台湾の住民守った旧日本兵題材の小説、台湾で出版 日本人作者「新たな文化交流に」
海軍のパイロットだった杉浦は1944(昭和19)年、台南を空襲した米軍機を迎え撃つため、戦闘機で出撃したが、搭乗した機体が被弾。落下する中でも集落の人々が被害を受けるのを避けようと、最後まで畑や養殖池のある場所へ操縦し、命を落としたとされる。自らの命を犠牲に人々を守ったとして、杉浦は地元住民から尊敬を集め、71年、地元住民らが杉浦を祭る祠を建立。93年に飛虎将軍廟(びょう)として改築され、現在も祭られている。
中国語版の翻訳を務めた映画監督の三木克彦さんは、この小説をベースにした映画制作に着手している。「40年代のことは台湾でもあまり語られてこなかった」とし、「小説と映画で伝えていきたい」と力を込めた。菅野さんは「飛行兵同士の友情や部下を思う愛、杉浦さんの自己犠牲の人類愛を感じてほしい」と語った。
4月22日には、林百貨で出版を記念する会見が開かれた。
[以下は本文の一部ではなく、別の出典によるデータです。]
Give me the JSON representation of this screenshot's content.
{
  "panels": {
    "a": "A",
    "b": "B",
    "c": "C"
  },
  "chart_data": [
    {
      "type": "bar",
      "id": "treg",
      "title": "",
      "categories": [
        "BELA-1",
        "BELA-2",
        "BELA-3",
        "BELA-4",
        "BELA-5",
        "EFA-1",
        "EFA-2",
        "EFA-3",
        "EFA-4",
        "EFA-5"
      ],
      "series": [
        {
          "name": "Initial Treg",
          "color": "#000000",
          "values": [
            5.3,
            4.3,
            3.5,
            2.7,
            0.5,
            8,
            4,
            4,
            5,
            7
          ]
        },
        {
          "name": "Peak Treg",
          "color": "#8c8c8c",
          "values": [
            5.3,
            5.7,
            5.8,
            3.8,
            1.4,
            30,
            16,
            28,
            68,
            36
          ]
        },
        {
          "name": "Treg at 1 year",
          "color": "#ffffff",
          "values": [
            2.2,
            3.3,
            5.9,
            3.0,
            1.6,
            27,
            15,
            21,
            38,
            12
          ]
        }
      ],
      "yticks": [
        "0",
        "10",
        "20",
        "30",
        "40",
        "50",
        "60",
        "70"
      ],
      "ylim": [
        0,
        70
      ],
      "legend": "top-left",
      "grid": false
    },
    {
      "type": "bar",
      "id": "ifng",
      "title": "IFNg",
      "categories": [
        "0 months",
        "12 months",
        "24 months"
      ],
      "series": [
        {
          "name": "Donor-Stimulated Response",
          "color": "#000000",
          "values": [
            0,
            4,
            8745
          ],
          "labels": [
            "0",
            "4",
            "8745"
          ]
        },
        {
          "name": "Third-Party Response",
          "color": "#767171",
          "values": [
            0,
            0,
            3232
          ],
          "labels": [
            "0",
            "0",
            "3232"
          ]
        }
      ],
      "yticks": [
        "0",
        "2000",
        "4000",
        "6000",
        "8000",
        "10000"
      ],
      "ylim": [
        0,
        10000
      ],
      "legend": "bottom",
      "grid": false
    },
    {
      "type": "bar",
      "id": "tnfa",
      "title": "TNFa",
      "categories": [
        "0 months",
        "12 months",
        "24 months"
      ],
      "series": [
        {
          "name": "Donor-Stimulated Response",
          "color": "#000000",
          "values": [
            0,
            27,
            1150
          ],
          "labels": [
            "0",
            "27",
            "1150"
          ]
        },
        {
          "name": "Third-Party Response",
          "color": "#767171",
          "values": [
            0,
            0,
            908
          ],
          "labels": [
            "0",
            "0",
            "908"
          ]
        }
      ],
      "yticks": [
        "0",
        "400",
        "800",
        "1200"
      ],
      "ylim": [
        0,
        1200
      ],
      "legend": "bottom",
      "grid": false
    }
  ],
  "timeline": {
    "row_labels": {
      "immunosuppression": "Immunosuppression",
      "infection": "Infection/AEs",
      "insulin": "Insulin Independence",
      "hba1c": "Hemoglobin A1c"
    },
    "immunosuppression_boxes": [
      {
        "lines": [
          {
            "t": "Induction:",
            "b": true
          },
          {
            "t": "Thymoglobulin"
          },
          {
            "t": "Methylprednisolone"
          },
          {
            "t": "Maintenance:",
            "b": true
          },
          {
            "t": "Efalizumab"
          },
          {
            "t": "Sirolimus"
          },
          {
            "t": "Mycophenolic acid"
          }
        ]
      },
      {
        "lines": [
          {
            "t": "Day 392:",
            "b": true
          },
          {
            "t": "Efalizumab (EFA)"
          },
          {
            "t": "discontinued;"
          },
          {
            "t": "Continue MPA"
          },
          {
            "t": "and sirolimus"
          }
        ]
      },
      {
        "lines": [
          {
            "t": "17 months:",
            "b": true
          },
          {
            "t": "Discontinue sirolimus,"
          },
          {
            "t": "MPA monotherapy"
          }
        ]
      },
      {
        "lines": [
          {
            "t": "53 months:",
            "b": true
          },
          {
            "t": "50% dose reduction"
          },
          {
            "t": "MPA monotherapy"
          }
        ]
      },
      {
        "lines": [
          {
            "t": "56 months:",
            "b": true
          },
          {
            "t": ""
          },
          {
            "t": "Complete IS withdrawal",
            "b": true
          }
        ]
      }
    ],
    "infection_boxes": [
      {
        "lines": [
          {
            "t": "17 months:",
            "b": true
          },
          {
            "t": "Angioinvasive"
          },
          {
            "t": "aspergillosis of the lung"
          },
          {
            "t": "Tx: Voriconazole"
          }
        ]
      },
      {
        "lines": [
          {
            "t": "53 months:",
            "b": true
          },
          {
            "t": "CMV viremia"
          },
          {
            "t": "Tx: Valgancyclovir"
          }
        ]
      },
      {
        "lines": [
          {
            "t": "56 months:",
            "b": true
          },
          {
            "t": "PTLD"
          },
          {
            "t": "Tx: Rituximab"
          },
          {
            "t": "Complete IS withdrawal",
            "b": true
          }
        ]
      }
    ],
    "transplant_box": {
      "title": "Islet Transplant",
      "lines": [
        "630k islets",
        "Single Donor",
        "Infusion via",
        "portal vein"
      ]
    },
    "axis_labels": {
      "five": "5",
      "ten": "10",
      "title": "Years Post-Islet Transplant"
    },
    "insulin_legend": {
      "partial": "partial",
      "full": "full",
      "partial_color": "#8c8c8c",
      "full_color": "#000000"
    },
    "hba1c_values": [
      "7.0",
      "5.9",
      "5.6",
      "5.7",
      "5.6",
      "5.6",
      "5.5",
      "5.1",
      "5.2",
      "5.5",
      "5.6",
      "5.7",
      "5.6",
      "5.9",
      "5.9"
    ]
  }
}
台南市の葉沢山(ようたくさん)副市長は「杉浦さんの精神は、この本によって羽ばたき、世代を超えて伝えられていくだろう。この本には杉浦さんのだけでなく、台南という都市に対する菅野さんの愛が込められている」と述べた。
今後、日本でも日本語版が発売される予定だという。